Keputusan Jokowi mendukung pencalonan Prabowo-Gibran ketimbang Ganjar-Mahfud, meninggalkan akar pahit bagi PDIP. Akar pahit ini seperti "nilai setitik rusak sebelanga". Perbedaan sikap politik dengan Megawati pada akhirnya membuat sebagian besar elite PDIP merasa kehilangan "naungan". PDIP seolah kehilangan tongkat kekuasaan. Kebijakan partai PDIP hanya bertuah di dalam internal PDIP sendiri.
Dahulu mereka memiliki mesin kekuasaan di mana Jokowi ditempatkan sebatas petugas yang menjalankan mesin kebijakan partai. Apa yang di rumuskan PDIP secara internal akan menjadi sebuah kebijakan di ranah birokrasi.

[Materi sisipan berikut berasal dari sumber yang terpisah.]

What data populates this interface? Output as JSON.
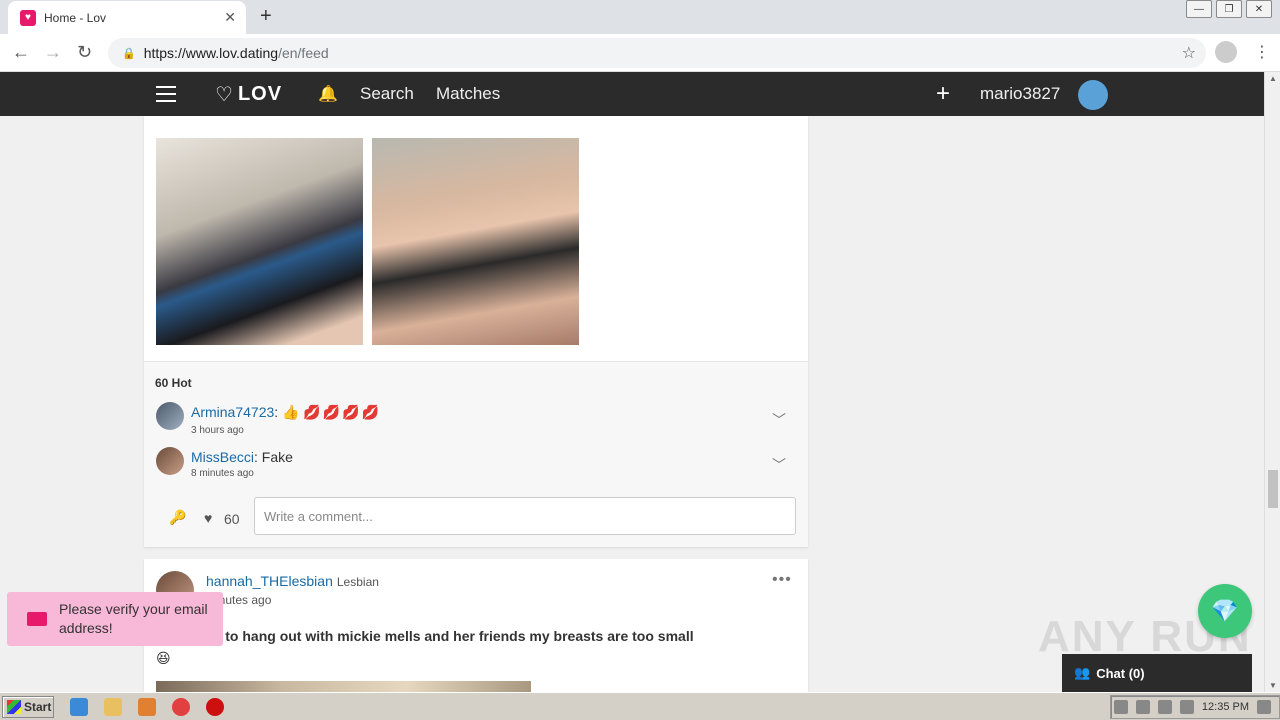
{
  "browser": {
    "tab_title": "Home - Lov",
    "tab_close": "✕",
    "new_tab": "+",
    "url_host": "https://www.lov.dating",
    "url_path": "/en/feed",
    "window_controls": [
      "—",
      "❐",
      "✕"
    ]
  },
  "app_nav": {
    "logo": "LOV",
    "search": "Search",
    "matches": "Matches",
    "add": "+",
    "username": "mario3827"
  },
  "post1": {
    "hot_label": "60 Hot",
    "comments": [
      {
        "user": "Armina74723",
        "text": "",
        "time": "3 hours ago",
        "emoji_thumb": "👍",
        "emoji_lips": "💋💋💋💋"
      },
      {
        "user": "MissBecci",
        "text": "Fake",
        "time": "8 minutes ago"
      }
    ],
    "likes": "60",
    "comment_placeholder": "Write a comment..."
  },
  "post2": {
    "user": "hannah_THElesbian",
    "tag": "Lesbian",
    "time": "minutes ago",
    "text": "er be able to hang out with mickie mells and her friends my breasts are too small",
    "emoji": "😆",
    "more": "•••"
  },
  "toast": {
    "message": "Please verify your email address!"
  },
  "chat": {
    "label": "Chat (0)"
  },
  "watermark": "ANY RUN",
  "taskbar": {
    "start": "Start",
    "clock": "12:35 PM"
  },
  "colors": {
    "brand": "#e7196a",
    "nav_bg": "#2b2b2b",
    "link": "#1a6aa5",
    "gem": "#3cc77b"
  }
}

Ketika Jokowi tidak lagi berada dalam perahu partai PDIP, seketika, semarak, wibawa partai PDIP seolah di lucuti. PDIP seolah kehilangan kendali, oleng bahkan ambruk dalam kontestasi kekuasaan di mana seharusnya mereka dapat mempertahankan kekuasaan tersebut kalau saja Jokowi turut diberi andil dalam menentukan arah kebijakan PDIP.

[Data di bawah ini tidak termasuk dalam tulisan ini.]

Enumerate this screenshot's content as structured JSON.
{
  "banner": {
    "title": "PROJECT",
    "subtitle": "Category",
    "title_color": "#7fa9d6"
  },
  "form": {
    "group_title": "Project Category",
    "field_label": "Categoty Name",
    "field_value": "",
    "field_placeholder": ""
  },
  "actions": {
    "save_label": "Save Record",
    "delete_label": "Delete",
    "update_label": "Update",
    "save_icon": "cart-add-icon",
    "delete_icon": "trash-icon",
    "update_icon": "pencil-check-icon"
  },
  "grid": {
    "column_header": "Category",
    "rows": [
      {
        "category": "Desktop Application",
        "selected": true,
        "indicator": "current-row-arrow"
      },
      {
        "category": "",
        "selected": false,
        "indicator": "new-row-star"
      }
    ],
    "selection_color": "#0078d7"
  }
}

Apapun yang ingin disampaikan, dikeluhkan oleh PDIP, khususnya elite, tidak mendapatkan ruang di mayoritas wong cilik. Padahal partai ini mengidentikkan diri mereka sebagai partai wong cilik. Wong cilik kini sudah mengasosiasikan diri mereka dengan "wong Jokowi". Orangnya Jokowi yang sudah merasakan hasil nyata "kerja Jokowi" yang dalam berbagai kesempatan diserang oleh elite-elite partai bahkan oleh ketua umumnya sendiri.
Tuduhan curang, dinasti, perusak demokrasi, pembohon, dll banyak dilancarkan oleh PDIP, dan tentu dari partai lain, namun tidak segarang PDIP. Sayangnya, serangan PDIP terhadap Jokowi seolah angin lalu. bertiup kencang namun tidak dapat memadamkan histeria pada sosok Jokowi yang akan diprediksi akan menjadi roh bagi pembangunan Indonesia di lanskap baru, khususnya di IKN.

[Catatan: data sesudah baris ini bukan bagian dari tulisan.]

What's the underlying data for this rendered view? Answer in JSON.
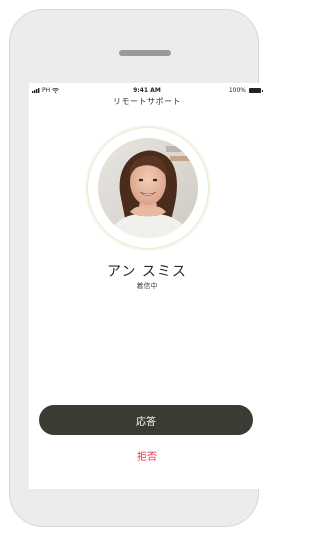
{
  "status_bar": {
    "carrier": "PH",
    "time": "9:41 AM",
    "battery": "100%",
    "icons": [
      "signal-icon",
      "wifi-icon",
      "battery-icon"
    ]
  },
  "screen": {
    "title": "リモートサポート"
  },
  "caller": {
    "name": "アン スミス",
    "status": "着信中"
  },
  "actions": {
    "accept_label": "応答",
    "decline_label": "拒否"
  },
  "colors": {
    "accept_bg": "#3b3b33",
    "decline_text": "#e0324a",
    "device_frame": "#ececec"
  }
}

Dalam satu kesempatan, Ahok, elite PDIP, menceritakan bahwa semangat PDIP dalam menggedor dan mengkritik Jokowi merupakan cerminan dari jadi diri PDIP yang bukan partai Bunglon, yang selalu berubah-ubah. Sayangnya, prinsip ini tidak sejalan dengan sikap partai dalam berurusan dengan beragam masalah. Sebut saja, ungkapan bahwa, "Percuma berkoar-koar atau mengkritik, marah pada ke gelapan, lebih baik menyalakan lilin untuk mengusir kegelapan." Peribahasa ini tentu memiliki kebenaran yang tak terbantahkan. Sayangnya, jika lilin atau lentera di nyalakan di rumah orang lain, atau di luar rumah sendiri. Hasilnya rumah sendiri akan tetap "gelap".
Kondisi seperti inilah yang disebut mati gaya, mati ide, bahkan mati rasa. Sehingga apapun yang ingin dikatakan PDIP "hambar", kehilangan rasa. Sementara di partai lain, ada banyak gaya yang berkembang mengikuti rasa wong cilik mayotitas. Ayo PDIP berubah atau "ditinggalkan".